Traitements biologiques
- Savon noir : Diluer 15-20 g de savon noir liquide par litre d'eau. Pulvériser sur toutes les faces des feuilles, en insistant sur le revers, tôt le matin ou en fin de journée. Répéter tous les 3-5 jours si nécessaire. Agit par contact en asphyxiant les acariens.
- Huiles végétales : Utiliser des huiles de colza ou de paraffine (spécifiques pour usage phytosanitaire, homologuées AB). Diluer selon les instructions du fabricant (généralement 5-10 ml/L). Agit par étouffement des ravageurs. Appliquer en dehors des périodes de forte chaleur.
- Lâchers d'auxiliaires : Introduction d'acariens prédateurs comme Phytoseiulus persimilis ou Amblyseius californicus. Cette méthode est très efficace en serre ou sous abri, et doit être réalisée dès les premiers signes d'infestation.

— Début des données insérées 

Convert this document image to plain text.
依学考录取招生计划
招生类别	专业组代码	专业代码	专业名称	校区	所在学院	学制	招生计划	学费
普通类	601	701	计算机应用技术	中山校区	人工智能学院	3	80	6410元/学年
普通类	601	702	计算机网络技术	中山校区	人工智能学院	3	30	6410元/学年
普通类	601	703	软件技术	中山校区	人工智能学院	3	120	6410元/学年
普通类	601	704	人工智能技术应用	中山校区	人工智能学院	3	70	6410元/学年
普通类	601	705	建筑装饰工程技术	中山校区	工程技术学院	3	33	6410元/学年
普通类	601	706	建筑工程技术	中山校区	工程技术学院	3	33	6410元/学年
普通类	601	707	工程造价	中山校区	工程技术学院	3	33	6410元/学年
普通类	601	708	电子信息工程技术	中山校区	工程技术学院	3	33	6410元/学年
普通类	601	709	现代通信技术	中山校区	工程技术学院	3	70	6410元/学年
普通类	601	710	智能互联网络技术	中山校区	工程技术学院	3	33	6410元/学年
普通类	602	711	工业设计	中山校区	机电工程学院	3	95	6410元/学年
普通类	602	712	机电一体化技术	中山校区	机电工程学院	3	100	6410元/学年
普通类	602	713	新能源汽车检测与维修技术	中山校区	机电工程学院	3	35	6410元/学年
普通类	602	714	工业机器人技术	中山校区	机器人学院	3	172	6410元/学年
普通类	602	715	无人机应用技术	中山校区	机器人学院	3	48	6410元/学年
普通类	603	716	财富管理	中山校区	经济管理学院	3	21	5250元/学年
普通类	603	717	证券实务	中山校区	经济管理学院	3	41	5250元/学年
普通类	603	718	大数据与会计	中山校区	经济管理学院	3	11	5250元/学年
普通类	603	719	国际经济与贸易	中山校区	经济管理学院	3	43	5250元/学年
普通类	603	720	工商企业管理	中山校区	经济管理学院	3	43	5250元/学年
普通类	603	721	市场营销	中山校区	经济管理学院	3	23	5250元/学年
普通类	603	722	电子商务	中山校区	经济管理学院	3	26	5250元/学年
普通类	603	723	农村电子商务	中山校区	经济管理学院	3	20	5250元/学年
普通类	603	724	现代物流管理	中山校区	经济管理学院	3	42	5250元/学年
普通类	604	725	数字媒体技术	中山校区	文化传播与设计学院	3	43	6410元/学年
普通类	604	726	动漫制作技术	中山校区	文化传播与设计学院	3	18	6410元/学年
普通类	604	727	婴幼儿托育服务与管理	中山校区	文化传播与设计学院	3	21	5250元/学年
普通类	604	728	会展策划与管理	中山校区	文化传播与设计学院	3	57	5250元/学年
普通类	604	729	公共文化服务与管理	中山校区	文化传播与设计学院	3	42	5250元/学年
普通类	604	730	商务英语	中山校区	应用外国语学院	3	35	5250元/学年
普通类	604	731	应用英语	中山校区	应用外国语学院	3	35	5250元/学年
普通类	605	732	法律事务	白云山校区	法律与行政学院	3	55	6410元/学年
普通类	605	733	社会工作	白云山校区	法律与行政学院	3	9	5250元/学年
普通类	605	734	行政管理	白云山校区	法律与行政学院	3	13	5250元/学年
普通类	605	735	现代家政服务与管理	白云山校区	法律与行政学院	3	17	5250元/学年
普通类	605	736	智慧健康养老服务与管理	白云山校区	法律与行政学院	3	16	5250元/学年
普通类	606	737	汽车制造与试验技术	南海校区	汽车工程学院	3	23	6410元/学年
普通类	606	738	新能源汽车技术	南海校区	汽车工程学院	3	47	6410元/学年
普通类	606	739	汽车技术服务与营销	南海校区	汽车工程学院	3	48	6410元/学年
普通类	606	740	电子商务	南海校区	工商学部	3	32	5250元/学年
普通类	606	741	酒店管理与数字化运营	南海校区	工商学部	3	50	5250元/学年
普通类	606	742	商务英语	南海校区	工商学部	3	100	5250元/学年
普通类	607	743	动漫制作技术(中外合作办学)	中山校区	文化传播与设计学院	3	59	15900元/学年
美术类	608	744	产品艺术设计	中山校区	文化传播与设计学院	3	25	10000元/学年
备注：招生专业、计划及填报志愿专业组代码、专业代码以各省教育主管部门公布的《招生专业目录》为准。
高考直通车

- Soufre mouillable : Appliquer une solution de soufre à 80-100 g/10L d'eau. Le soufre a une action acaricide et fongicide. Ne pas appliquer par température supérieure à 28°C pour éviter les brûlures foliaires. Principalement préventif ou curatif léger.
- Douches régulières : Pour les plantes en pot ou sous abri, doucher régulièrement le feuillage (surtout le revers) avec de l'eau. Cela augmente l'humidité ambiante et déloge physiquement une partie des acariens.
- Pulvériser tôt le matin ou en fin de journée, jamais en plein soleil (risque de brûlure foliaire)
- Porter gants et lunettes pour les traitements à base de cuivre (bouillie bordelaise) ou de soufre
- Respecter strictement les dosages indiqués — un surdosage est inefficace et peut être phytotoxique
- Cuivre en agriculture biologique : plafond réglementaire UE de 4 kg/ha/an en moyenne sur 7 ans (28 kg/ha cumulés). Ne pas dépasser.
- Tenir hors de portée des enfants et animaux. Conserver les préparations dans des contenants étiquetés
- En cas de doute sur le diagnostic ou de cas critique, consulter votre DRAAF régionale ou un professionnel
Les solutions naturelles ont une efficacité préventive et limitée en curatif. Face à une infection avancée ou en contexte de verger commercial, consultez un conseiller technique (chambre d'agriculture, CTIFL, INRAE) avant intervention. Ce contenu ne remplace pas un diagnostic professionnel.
- Encyclopédie INRAE Ephytia : ephytia.inrae.fr
- CTIFL : ctifl.fr
- Réglementation cuivre AB — ANSES : anses.fr
Prévention
- Gestion de l'humidité : Maintenir une humidité ambiante suffisante, notamment sous serre, par des arrosages réguliers et des brumisations du feuillage (hors soleil direct).
- Diversification des cultures : Favoriser la biodiversité au jardin en associant différentes espèces végétales pour attirer les insectes auxiliaires et perturber le cycle des ravageurs.
- Purins de plantes : Utiliser des purins d'ortie ou de prêle dilués en pulvérisation foliaire pour renforcer les défenses naturelles des plantes et les rendre moins attractives aux ravageurs. Ces purins agissent comme stimulants, non comme curatifs directs face à une infection déclarée.
- Surveillance régulière : Inspecter fréquemment le revers des feuilles, surtout par temps chaud et sec, pour détecter les premières infestations et intervenir rapidement.
- Quarantaine des nouvelles plantes : Isoler les nouvelles acquisitions pendant quelques jours avant de les introduire dans le jardin ou la serre pour éviter la propagation de ravageurs.
- Hygiène du matériel : Nettoyer et désinfecter régulièrement les outils de jardinage et les supports de culture pour limiter la transmission.